Non-Catholics also voice largely positive views of Francis — 62 percent favorable and 18 percent unfavorable; 21 percent have yet to form an opinion. Benedict drew only 48 percent favorable views among non-Catholics immediately after announcing his resignation in February, while 31 percent saw him unfavorably.
As with Catholics, the jump in papal popularity among non-Catholics is more prominent on the left than the right. Seventy-two percent of non-Catholic liberals see Francis positively, compared with 40 percent who said this of Benedict in February.
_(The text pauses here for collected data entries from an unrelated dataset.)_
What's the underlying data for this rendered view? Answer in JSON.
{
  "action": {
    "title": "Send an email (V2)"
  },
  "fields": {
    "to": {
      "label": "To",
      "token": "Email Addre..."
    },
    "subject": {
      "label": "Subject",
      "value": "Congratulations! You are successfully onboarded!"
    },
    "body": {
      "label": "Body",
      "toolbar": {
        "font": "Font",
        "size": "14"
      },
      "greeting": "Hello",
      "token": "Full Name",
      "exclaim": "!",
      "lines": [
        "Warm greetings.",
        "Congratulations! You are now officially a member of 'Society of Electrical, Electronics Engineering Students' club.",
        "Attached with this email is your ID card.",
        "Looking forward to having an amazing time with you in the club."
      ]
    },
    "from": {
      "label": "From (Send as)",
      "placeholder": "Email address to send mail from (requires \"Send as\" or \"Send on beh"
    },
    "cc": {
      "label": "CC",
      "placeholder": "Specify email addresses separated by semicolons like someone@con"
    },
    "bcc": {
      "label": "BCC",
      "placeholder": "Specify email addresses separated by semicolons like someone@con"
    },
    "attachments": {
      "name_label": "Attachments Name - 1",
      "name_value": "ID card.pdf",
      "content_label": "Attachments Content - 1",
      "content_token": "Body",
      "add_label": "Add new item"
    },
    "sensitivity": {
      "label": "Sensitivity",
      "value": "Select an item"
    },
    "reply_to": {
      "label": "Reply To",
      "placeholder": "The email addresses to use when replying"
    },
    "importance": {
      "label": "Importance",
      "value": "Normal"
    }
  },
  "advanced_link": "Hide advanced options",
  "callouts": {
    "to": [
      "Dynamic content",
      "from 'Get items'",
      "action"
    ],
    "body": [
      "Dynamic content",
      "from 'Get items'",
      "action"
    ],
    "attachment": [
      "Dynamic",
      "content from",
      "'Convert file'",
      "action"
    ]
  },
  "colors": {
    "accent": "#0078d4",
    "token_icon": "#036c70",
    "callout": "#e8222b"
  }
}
Similar majorities of conservatives, by contrast, rated Francis and Benedict favorably (59 and 55 percent).
The poll mirrors a February finding that Americans’ overall — Catholic and not — by a 2-to-1 ratio have favorable rather than unfavorable views of the Catholic Church, 62 percent to 30 percent. That is a high-point in the past decade, bringing the favorability of the country’s largest faith group back to the levels it was in the early 2000s, before the clergy sex-abuse crisis hit.
Post-ABC data go back to 1999, when 68 percent of all Americans said they had a favorable view of the Catholic Church. That number fell to a low of 40 percent in December 2002 before climbing back up.
Pope John Paul II, who led the church from 1978 until his death in 2005, had high popularity numbers among Americans. The peak in Post-ABC polling came in the weeks before his death, when 87 percent of U.S. Catholics said they had a favorable view of him. At that time 67 percent of all Americans said the same, compared with 71 percent who said that in early 1998 — his peak by that general yardstick.
When Benedict stepped down, 54 percent of all Americans said they had a favorable view of him, compared with 27 percent who had an unfavorable one and 19 percent who had no opinion. Seventy-six percent of U.S. Catholics had a positive view of him at the time compared with 14 percent who said their view was unfavorable. After a high-profile U.S. visit in 2008, Benedict’s favorability rating peaked at 83 percent, a separate Pew Research Center poll found, a mark similar to where Francis stood in the firm’s polling this fall.
The new poll was conducted last week and included 1,006 randomly selected adults reached on landline and cellular phones. The full survey has a margin of error of 3.5 percent; the margin among Catholics is 7.5 percentage points among the 224 Catholics surveyed.